Да он безумец – писать такие вещи?! Иль бессмертным себя возомнил? То-то и оно, что смертным был. Причем, в любую минуту – смертным.
***
Что интересно, в дневнике Пети почти нет подробностей личной жизни – только описание фронтовых будней и леса. Лишь однажды вспоминает он милую Сычевку и пару раз – своих родных. На постое в Божонке, думая о хозяйках крестьянской хаты, он пишет: «От одной думы, что мои родные находятся в такой же, а быть может в худшей обстановке, я пропитываюсь теплым чувством доверия, участия и сочувствия к этой семье».
(Увы, тревоги нашего героя были оправданны. Сейчас мы знаем, какой след на сычевской земле отставила Великая Отечественная война. 17 месяцев шли там бои. До войны в Сычевском районе проживали около 45 000 человек (в городе – 8 248 человек), после оккупации осталось 16 000 человек (в городе – 3 152 человека). В Сычевском концлагере фашистами были истреблены более 3 000 человек, угнаны в фашистское рабство 7 000 человек. На фронтах сражались более 11 000 сычевлян.)
У меня даже появилась мысль, что о личном он писал в другой тетради (пропали три дневника и 50 писем). Еще думалось, что любимую девушку Люсю он раз и навсегда решил не вспоминать – быть может, они расстались перед войной?.. Но архивные документы опровергли, к счастью, эту мою догадку: Петя хранил телеграмму от Люси и ее фотографии. На оборотной стороне портретного снимка – похоже, девичьей рукой – по краю написано «Vale et me ama!.. („Прощай (будь здоров) и люби меня“ – латынь. Прим. Авт.) 1940 год. г. Тула». Все же остальное пространство на обороте снимка занимает надпись, сделанная красным карандашом: «В огне жестоких сражений я не перестаю думать и вспоминать об этой девушке, которая научила меня жить и понимать людей. Уже более 2-х лет как я ее не вижу, но память о ней еще совсем свежа. 5.7.42».

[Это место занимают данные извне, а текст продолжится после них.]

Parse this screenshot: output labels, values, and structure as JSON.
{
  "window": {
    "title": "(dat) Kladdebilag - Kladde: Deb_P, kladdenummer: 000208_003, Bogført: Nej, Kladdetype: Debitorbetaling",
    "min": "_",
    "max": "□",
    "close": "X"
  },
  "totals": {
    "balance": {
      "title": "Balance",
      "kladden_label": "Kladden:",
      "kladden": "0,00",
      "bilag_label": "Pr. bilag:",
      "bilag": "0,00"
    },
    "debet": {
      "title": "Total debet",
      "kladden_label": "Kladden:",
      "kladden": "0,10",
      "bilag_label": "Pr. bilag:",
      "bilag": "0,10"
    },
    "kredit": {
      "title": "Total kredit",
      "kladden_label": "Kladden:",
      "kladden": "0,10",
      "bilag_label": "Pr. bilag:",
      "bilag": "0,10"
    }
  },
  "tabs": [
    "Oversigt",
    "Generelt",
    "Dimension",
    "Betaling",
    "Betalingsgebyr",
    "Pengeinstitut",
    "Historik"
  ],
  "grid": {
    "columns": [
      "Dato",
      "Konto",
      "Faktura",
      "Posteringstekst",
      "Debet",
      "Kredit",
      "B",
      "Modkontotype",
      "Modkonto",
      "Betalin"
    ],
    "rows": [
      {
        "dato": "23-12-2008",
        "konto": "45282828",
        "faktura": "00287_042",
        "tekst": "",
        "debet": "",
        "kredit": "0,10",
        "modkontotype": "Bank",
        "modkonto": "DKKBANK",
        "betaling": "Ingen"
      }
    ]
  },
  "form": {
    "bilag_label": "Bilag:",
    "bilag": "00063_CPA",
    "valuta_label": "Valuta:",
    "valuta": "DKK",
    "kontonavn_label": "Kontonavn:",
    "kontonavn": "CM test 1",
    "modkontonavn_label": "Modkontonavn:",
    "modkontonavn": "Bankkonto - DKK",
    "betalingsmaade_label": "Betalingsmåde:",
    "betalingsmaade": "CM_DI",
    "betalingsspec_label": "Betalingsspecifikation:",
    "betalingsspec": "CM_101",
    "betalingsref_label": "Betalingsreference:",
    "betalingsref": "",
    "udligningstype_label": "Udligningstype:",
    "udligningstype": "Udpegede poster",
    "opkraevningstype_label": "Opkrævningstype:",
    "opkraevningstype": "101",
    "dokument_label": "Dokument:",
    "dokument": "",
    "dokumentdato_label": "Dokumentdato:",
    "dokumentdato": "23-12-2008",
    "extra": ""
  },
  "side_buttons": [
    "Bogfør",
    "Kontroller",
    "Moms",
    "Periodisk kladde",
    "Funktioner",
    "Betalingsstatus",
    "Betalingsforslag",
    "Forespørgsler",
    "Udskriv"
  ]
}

Взял с собой на фронт наш герой и фотографии друзей школьной, студенческой юности. На обороте одной из них, подписанной «другу Андреичу», сохранилось пожелание товарища-романтика – «Вспоминайте, люди, в час печали одиноких странников пустынь».
…Фронтовой путь Пети не отследить по «Памяти народа», а в дневнике его имеются «долгосрочные» пробелы. Причины их легко понять, если сопоставить с боевой историей 52-й армии. Глухая оборона, неудачная Любанская операция, Мясной бор… Между 29 ноября и 26 января «молчания» дневника поместились празднование Нового года в Божонке, переход Губарёво – Кунино – Наволок, что на берегу озера Ильмень. В кратком отчете о происшедших событиях радует запись: «Нахожусь среди хороших ребят в тяжелую минуту мало кто из них растеряется».
Что было потом? Почему Петя пропал на четыре месяца? Судя по всему, исполнилась его мечта – он попал в разведку. Все эти месяцы дневника при нем не было, и нашего героя как будто с верным другом разлучили… Судите сами: «2 мая 1942 г. д. Новосельцы. Вот я и снова пишу на эти дорогие для меня страницы после длительного перерыва из-за отсутствия данных записей при мне. Им ток же пришлось пройти свою суровую жизнь и через ряд рук и вот они опять попали ко мне. Радости, которая охватила меня при виде их, не было конца. Это время мне пришлось многое, многое повидать и пережить, что основательно перевернуло мои взгляды на вещи… Суровая боевая жизнь фронта, тяжелые переходы в снегах, короткая болезнь и недостаток питания окончательно подорвали мое здоровье… и вид мой уже не дышит свежестью бодростью и нет той прежней энергии, которая била ключом во мне 10 месяцев назад».
Но усталость и безразличие ко всему, маета от безделья уходят, когда наш герой узнает: боевая группа товарищей отправляется на задание. Петя радуется, что скоро и его очередь, но «одно не нравится мне – это то, что предстоит действовать с мальчишками, которые совершенно не имеют выдержки и нужной в этом деле уловки и хитрости». В конце мая отправляется и Соловьев на «трудную и рискованную работу». На этом дневник заканчивается. Но то было не последнее задание его разведгруппы…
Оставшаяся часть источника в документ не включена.